Machuca A, Rodés B, Soriano V
Service of Infectious Diseases, Hospital Carlos III, Instituto de Salud Carlos III, Madrid, Spain.
Virus Res. 2001 Oct 30;78(1-2):93-100. doi: 10.1016/s0168-1702(01)00287-8.

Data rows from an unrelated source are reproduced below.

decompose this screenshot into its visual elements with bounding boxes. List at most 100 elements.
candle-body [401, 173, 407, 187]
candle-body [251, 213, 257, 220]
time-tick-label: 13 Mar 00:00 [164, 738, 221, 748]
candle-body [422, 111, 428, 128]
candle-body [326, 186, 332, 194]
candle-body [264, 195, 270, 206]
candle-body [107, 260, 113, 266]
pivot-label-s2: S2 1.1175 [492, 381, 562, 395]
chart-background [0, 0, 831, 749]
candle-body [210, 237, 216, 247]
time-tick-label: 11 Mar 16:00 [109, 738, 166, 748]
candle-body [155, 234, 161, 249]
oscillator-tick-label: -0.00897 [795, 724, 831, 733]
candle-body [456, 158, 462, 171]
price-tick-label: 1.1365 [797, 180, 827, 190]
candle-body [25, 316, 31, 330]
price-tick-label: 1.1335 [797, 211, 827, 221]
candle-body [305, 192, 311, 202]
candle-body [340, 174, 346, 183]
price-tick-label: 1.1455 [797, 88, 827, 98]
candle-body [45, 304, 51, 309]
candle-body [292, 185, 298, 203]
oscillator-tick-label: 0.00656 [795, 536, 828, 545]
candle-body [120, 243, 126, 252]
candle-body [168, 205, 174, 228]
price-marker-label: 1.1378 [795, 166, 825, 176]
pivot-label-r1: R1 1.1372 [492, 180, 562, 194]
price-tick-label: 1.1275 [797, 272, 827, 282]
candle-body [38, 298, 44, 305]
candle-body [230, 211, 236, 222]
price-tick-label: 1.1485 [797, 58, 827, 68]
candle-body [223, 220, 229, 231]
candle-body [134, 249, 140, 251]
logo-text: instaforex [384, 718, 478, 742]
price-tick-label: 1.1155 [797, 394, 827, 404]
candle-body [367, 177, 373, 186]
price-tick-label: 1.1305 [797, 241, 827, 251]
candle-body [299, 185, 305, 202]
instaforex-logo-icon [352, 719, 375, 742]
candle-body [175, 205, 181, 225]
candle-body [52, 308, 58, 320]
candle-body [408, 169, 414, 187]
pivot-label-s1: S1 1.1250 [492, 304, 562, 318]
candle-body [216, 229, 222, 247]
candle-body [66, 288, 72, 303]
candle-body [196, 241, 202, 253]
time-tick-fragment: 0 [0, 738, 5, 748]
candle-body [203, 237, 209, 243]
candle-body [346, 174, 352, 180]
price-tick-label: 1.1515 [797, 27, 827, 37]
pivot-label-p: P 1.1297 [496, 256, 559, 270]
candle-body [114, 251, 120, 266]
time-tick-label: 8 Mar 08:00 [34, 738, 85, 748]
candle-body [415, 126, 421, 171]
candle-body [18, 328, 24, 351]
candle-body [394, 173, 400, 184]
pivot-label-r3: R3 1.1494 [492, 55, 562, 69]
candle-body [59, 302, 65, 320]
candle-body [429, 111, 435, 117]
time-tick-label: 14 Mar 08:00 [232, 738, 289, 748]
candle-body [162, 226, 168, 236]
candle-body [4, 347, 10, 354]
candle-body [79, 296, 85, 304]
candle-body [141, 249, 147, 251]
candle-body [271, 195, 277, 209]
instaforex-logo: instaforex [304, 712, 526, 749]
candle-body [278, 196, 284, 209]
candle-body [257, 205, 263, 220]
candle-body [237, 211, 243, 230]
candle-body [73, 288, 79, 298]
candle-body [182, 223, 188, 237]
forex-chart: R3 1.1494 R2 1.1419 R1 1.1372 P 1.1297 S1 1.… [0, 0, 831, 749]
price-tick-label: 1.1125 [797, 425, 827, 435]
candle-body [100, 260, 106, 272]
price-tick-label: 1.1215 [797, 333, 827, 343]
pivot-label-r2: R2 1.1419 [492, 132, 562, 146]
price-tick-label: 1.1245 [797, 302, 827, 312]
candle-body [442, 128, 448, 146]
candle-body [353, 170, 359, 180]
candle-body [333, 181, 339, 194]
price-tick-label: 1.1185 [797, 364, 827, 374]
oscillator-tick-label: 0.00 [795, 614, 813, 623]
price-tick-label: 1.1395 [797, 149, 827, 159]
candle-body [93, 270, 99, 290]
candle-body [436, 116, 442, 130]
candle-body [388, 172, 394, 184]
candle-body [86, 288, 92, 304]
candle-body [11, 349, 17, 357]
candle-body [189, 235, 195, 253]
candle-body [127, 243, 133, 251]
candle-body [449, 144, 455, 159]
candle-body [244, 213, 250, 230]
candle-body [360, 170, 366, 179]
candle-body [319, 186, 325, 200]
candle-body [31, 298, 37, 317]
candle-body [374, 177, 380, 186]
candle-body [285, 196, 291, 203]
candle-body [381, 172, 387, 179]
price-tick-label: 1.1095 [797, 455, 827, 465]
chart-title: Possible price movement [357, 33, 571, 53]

No effective treatment for TSP/HAM has been described so far. Interventions with corticosteroids, plasmapheresis, interferon and, more recently, with antiretroviral drugs have been tried with poor results. The main HTLV replication mechanism is thought to be through clonal expansion of HTLV-infected cells, which excludes the involvement of the reverse transcriptase (RT) enzyme. However, a virological and clinical improvement has been noticed in HTLV-I carriers suffering from TSP/HAM receiving zidovudine or lamivudine. Herein, we describe the virological and clinical outcome in two TSP/HAM patients infected with HTLV-I treated with zidovudine plus lamivudine, and in two HTLV-II/HIV-1 co-infected patients receiving triple combinations including lamivudine. While, one TSP/HAM patient experienced a 2 log decrease in HTLV-I proviral load, an increase of 1 log was observed in another patient after several months of treatment with zidovudine plus lamivudine. The two HTLV-II/HIV-1 co-infected patients showed an initial increase in HTLV-II proviral load after beginning HAART followed by a slight decline a few months later. Plasma HIV-1 RNA fell to <50 copies/ml in both patients after beginning therapy. None of the four HTLV positive patients developed genetic changes at the conserved YMDD domain within their respective RT genes, which could be related to lamivudine resistance. No clinical improvement was observed in one TSP/HAM patient after more than 1 year on treatment with nucleoside analogues. The inhibition of the HTLV RT along with the cytostatic effect of some nucleoside analogues, including zidovudine, could reduce HTLV replication, and therefore reduce HTLV proviral load. The clinical consequences of this effect need to be further examined.
迄今为止,尚未发现针对热带痉挛性轻瘫/人类嗜T淋巴细胞病毒I型相关脊髓病(TSP/HAM)的有效治疗方法。曾尝试使用皮质类固醇、血浆置换、干扰素,以及最近使用抗逆转录病毒药物进行干预,但效果不佳。人们认为人类嗜T淋巴细胞病毒(HTLV)的主要复制机制是通过HTLV感染细胞的克隆扩增,这排除了逆转录酶(RT)的参与。然而,接受齐多夫定或拉米夫定治疗的TSP/HAM患者中,已观察到病毒学和临床症状有所改善。在此,我们描述了两名感染HTLV-I的TSP/HAM患者接受齐多夫定加拉米夫定治疗后的病毒学和临床结果,以及两名HTLV-II/HIV-1合并感染患者接受包括拉米夫定在内的三联组合治疗后的情况。一名TSP/HAM患者在接受齐多夫定加拉米夫定治疗数月后,HTLV-I前病毒载量下降了2个对数,而另一名患者则增加了1个对数。两名HTLV-II/HIV-1合并感染患者在开始高效抗逆转录病毒治疗(HAART)后,HTLV-II前病毒载量最初有所增加,几个月后略有下降。两名患者在开始治疗后,血浆HIV-1 RNA均降至<50拷贝/ml。四名HTLV阳性患者在各自的RT基因保守的YMDD结构域均未发生与拉米夫定耐药相关的基因变化。一名TSP/HAM患者在接受核苷类似物治疗1年多后,未观察到临床改善。抑制HTLV RT以及包括齐多夫定在内的一些核苷类似物的细胞生长抑制作用,可能会减少HTLV复制,从而降低HTLV前病毒载量。这种作用的临床后果需要进一步研究。